Na Curuzu, o treinador conta com alguns velhos conhecidos do futebol goiano, como Tony (ex-Goiás), Wesley Matos (ex-Goiás e Vila Nova), Caíque (ex-Vila Nova e Anapolina), PH (ex-Vila Nova), Vinícius Leite (ex-Vila Nova e Iporá). O futebol do clube também é dirigido por Felipe Albuquerque, ex-diretor e conselheiro colorado. Hélio destacou que “estou tendo o prazer de trabalhar com o Wesley, um jogador de um senso profissional muito grande. Conseguimos manter o sistema defensivo do ano passado, mas o Wesley tem jogado e hoje um jogador já muito importante no nosso contexto”.

“O Caíque já estava lá desde quando cheguei, é um jogador de múltiplas funções, que tem nos ajudado bastante e que temos um respeito, principalmente pela sua dedicação e comprometimento. O PH chegou este ano e estava com uma suspensão por doping, mas começou a jogar e foi muito útil, principalmente em dois clássicos que fizemos (venceu um e empatou outro Re-Pa, principal clássico do futebol paraense, disputado entre Remo e Paysandu). É um jogador que acredito que vai crescer muito”.

Destaque no Iporá, mas com passagem apagada pelo Vila Nova, Vinícius Leite hoje brilha sob o comando de Hélio. “Quando chegamos, ele não era titular da equipe, mas hoje o Vinícius é uma das peças fundamentais da equipe. No aspecto ofensivo, é um jogador decisivo, com o maior número de assistências e dribles, está em um nível técnico muito bom, mas ainda precisa crescer em concentração e foco para manter o nível de atuação mais homogêneo. Estamos confiando muito nesse grupo para esta temporada”, frisou.

Na Série C deste ano, o treinador terá a oportunidade de voltar a comandar um jogo em Goiânia, já que o Paysandu está no mesmo grupo do Vila Nova. Inclusive, o primeiro confronto está marcado já para a segunda rodada do Campeonato Brasileiro, na capital goiana. As duas equipes estão no Grupo A e acompanham Manaus-AM, Remo-PA, Imperatriz-MA, Ferroviário-CE, Botafogo-PB, Treze-PB, Santa Cruz-PE e Jacuipense-BA.

Apesar das dez dispensas realizadas pelo clube colorado desde o início da temporada, Hélio dos Anjos considera o Vila Nova “como um dos principais postulantes ao acesso.

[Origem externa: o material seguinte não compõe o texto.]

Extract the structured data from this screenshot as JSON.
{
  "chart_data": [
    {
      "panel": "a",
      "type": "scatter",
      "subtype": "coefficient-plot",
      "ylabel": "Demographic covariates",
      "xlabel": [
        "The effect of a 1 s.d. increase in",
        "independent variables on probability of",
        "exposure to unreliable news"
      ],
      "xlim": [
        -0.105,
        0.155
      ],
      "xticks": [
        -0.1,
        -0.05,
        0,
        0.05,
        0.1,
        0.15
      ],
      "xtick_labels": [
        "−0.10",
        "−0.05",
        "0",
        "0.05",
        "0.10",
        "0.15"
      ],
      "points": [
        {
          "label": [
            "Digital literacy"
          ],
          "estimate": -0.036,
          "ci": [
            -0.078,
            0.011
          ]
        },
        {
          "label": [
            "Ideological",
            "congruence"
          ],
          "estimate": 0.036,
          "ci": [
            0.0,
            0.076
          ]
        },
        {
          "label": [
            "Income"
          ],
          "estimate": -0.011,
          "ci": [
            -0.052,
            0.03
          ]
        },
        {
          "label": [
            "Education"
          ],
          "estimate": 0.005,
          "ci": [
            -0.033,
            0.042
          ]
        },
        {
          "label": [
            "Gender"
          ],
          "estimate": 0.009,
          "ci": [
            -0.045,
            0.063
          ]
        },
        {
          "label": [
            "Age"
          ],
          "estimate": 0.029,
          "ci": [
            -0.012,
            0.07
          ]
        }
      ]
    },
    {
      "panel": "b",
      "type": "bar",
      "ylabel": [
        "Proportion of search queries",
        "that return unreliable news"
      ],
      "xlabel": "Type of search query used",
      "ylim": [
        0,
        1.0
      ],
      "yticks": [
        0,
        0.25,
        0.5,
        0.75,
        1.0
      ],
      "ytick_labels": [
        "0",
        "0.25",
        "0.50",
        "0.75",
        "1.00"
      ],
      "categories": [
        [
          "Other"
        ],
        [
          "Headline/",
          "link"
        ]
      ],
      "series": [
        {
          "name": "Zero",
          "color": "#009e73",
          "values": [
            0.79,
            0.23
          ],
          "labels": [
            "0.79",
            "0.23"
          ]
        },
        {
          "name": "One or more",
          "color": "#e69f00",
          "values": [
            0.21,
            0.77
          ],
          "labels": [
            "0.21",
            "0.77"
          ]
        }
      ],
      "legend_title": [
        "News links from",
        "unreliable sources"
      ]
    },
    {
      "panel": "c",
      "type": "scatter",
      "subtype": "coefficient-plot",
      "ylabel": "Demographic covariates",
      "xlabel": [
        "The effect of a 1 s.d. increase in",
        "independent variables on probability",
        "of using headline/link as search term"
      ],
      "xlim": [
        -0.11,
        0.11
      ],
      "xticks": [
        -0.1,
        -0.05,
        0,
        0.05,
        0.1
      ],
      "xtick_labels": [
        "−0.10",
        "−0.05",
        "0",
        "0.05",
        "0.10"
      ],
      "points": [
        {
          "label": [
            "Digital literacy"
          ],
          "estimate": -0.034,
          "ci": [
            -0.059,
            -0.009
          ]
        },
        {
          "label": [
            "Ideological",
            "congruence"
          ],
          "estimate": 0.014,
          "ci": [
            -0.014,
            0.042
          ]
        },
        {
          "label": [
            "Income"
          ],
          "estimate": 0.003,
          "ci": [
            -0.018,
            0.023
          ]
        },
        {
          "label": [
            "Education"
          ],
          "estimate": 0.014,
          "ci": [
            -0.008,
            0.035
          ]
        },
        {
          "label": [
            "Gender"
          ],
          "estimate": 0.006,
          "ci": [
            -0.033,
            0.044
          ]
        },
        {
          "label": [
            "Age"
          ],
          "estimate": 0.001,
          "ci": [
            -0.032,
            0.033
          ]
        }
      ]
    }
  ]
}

É normal, houve um desmanche muito grande de um ano para o outro e não sei se as contratações foram feitas para o ano ou somente para o Campeonato Goiano, mas houve um nível de dispensa muito alto. É sinal de que vão redirecionar um grupo teoricamente mais forte e a intenção da direção e do comando técnico do Bolívar é fortalecer”.

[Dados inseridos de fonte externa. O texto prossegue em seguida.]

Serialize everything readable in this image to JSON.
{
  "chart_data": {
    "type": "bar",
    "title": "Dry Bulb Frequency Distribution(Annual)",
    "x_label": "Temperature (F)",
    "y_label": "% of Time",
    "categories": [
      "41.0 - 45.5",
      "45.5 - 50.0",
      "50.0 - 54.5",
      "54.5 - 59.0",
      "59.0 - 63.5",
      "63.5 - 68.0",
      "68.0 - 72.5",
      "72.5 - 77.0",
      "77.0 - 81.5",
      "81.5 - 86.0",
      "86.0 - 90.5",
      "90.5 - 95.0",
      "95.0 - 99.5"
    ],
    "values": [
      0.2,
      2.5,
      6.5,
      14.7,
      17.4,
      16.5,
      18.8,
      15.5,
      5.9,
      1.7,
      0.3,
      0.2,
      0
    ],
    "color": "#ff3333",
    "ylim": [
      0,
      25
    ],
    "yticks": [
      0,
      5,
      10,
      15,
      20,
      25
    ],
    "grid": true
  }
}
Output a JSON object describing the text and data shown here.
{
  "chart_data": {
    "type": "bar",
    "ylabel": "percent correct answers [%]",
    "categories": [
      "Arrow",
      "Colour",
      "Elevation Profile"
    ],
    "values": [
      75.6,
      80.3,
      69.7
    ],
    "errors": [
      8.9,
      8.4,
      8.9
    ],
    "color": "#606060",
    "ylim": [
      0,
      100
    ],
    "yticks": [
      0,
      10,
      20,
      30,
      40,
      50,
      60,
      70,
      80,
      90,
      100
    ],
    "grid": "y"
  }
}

“Nós fizemos um caminho diferente, mantivemos uma base bem definida, fizemos algumas contratações e, tudo acontecendo normalmente, já temos agendadas de quatro a cinco contratações para dar sequência na temporada, porque podemos inscrever jogador caso aconteça o Paraense”. Sua equipe conta com um calendário cheio para o segundo semestre do ano, caso nenhuma competição seja cancelada ou postergada, por isso “acontecendo a Copa Verde, também vamos ter que ter um grupo preparado”.